COLUMBUS — Early in the final frame, freshman forward Johnny Beecher crashed into the opposing goaltender while hunting for a rebound.
Though Beecher got called for a penalty, it seemed harmless, as the Michigan hockey team (3-3-1) held a one-goal lead. But the Buckeyes evened the score shortly after, when forward Quinn Preston positioned himself in the crease and redirected a pass past the goal line. The goal was reviewed for goalie interference, but it counted and started to change the game.
A few possessions later, forward Ronnie Hein finished the script with a shot from near the left circle that bounced off a teammates’ skate to give No. 13 Ohio State (5-1-1) a decisive 3-2 lead. The Wolverines couldn’t come back, dropping their second straight game on Friday night.
“The guy’s in the crease, you can see it. You have to allow the goaltender to play his position. They didn’t. That’s a bad call,” said Michigan coach Mel Pearson about the review on the second goal. “But we have to play better. We can’t sag and then decide to play desperate once we get behind. And you know, third goal was just a lucky bounce. It goes off our guy in the net, but they’re putting pressure on the net and they got the break tonight. But let’s call it like it is. They deserved to win this game tonight. We have to be a lot better than that. ”

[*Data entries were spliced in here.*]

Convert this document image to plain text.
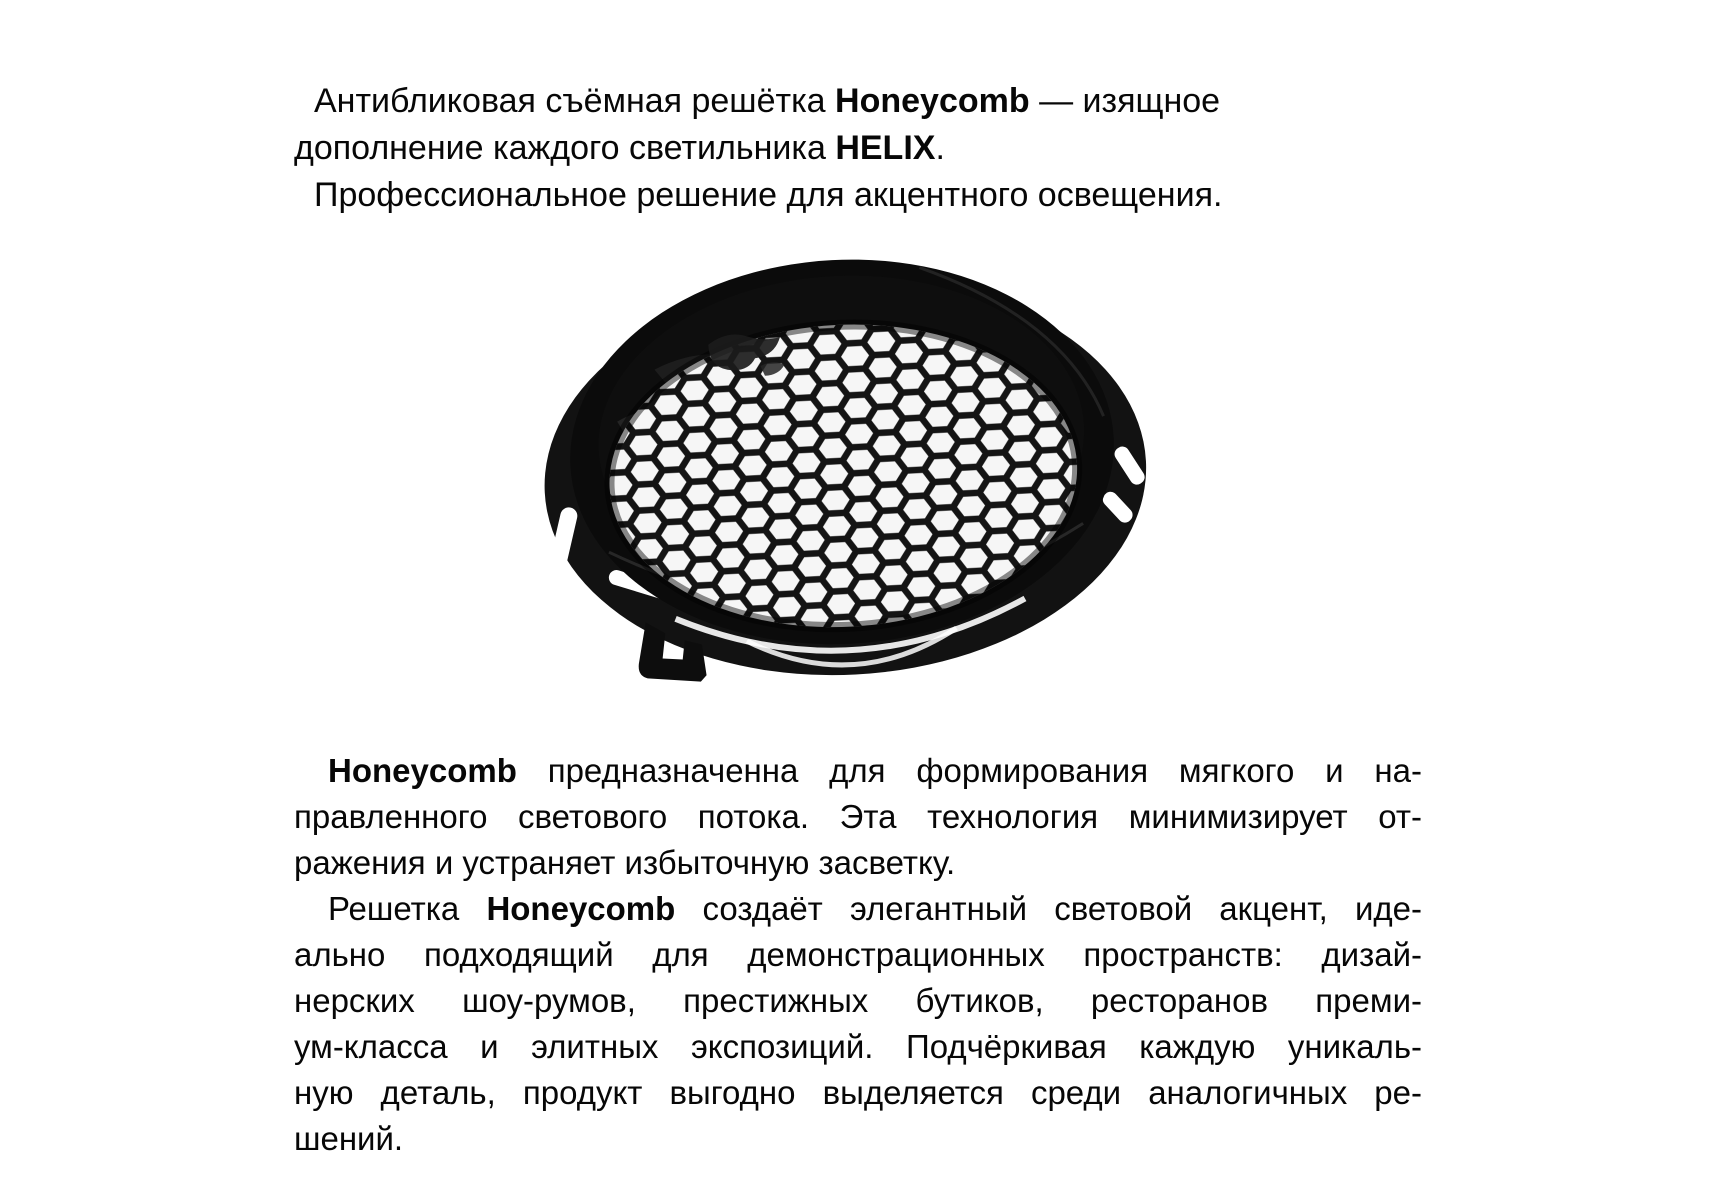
Антибликовая съёмная решётка Honeycomb — изящное
дополнение каждого светильника HELIX.
Профессиональное решение для акцентного освещения.
Honeycomb предназначенна для формирования мягкого и на-
правленного светового потока. Эта технология минимизирует от-
ражения и устраняет избыточную засветку.
Решетка Honeycomb создаёт элегантный световой акцент, иде-
ально подходящий для демонстрационных пространств: дизай-
нерских шоу-румов, престижных бутиков, ресторанов преми-
ум-класса и элитных экспозиций. Подчёркивая каждую уникаль-
ную деталь, продукт выгодно выделяется среди аналогичных ре-
шений.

The Wolverines allowed two of the three goals off power plays, and know they must do better to avoid being shorthanded.
“Just kind of play smart, win those battles,” said senior forward Nick Pastujov. “Once they beat you one-on-one, you can’t take that penalty. … Even though you can’t control the refs, and some of them (the calls) we disagree with, they have a really good power play so we gotta do our best just to stay out of the box all together.”
Michigan received its first power play with five minutes remaining in the opening frame, but looked as if it would waste the extra man.
The Wolverines failed to generate quality shots for the majority of the power play. And in the dying seconds, junior forward Mike Pastujov got knocked to the ice behind the Buckeyes’ net thus seeming to take away the man advantage.
But then freshman forward Eric Ciccolini circled around the goal and found the older Pastujov in the low slot, who took a clear shot. The puck got deflected and looked as though it would leave the crease, but ultimately crossed the goal line to give Michigan a 1-0 lead.
Other than that goal, though, the opening period was rather uneventful. The Wolverines often struggled on breakout plays and couldn’t consistently maintain possession in their offensive zone either. But Buckeyes didn’t make Michigan pay until later.
“The mismanagement of the puck is — it’s catching up to us, and we’ve gotta learn” Pearson said. “We’ve gotta learn to get better at that. Too many times we’re just giving them the puck and giving them opportunities, so a little disappointed in that.”
Right after intermission, sophomore defenseman Nick Blankenburg got pinned hard against the boards behind the Wolverines’ goal line. This soon resulted in an opportunity for Ohio State, but the puck rang of the pipes.
The two teams then each had power play opportunities, due to tripping from Michigan and hooking from the Buckeyes, but neither converted.
Midway through the second period, and shortly following the Wolverines’ second power play, the defense faced the heat. Ohio State moved the puck successfully and Michigan spent considerable time in its defensive zone.
But the Wolverines finally got the puck out of the area, and redshirt junior forward Luke Morgan immediately raced down the right side after the loose puck. He skated deep into the offensive zone and sent a long pass to the crease, where freshman forward Emil Öhrwall tipped it in for the two-goal lead.
With just over five minutes to go in the second period, the younger Pastujov got called for tripping. And with six seconds left in Michigan’s penalty kill, forward Tate Singleton received a pass from the left circle near sophomore goaltender Strauss Mann’s glove side. Singleton capitalized to bring the score within one.
That goal was the beginning of the end for the Wolverines, as they couldn’t stop the ensuing flood.
“I think everyone knows what we need to do to play well,” said senior defenseman Luke Martin. “If you don’t, you shouldn’t be at this level. Everyone knows what they bring to the table, what we have to do night in and night out, especially on the road against one of our biggest rivals. Like I said, it’s just a mindset. It’s whether or not we want to take that step and be a contending team.”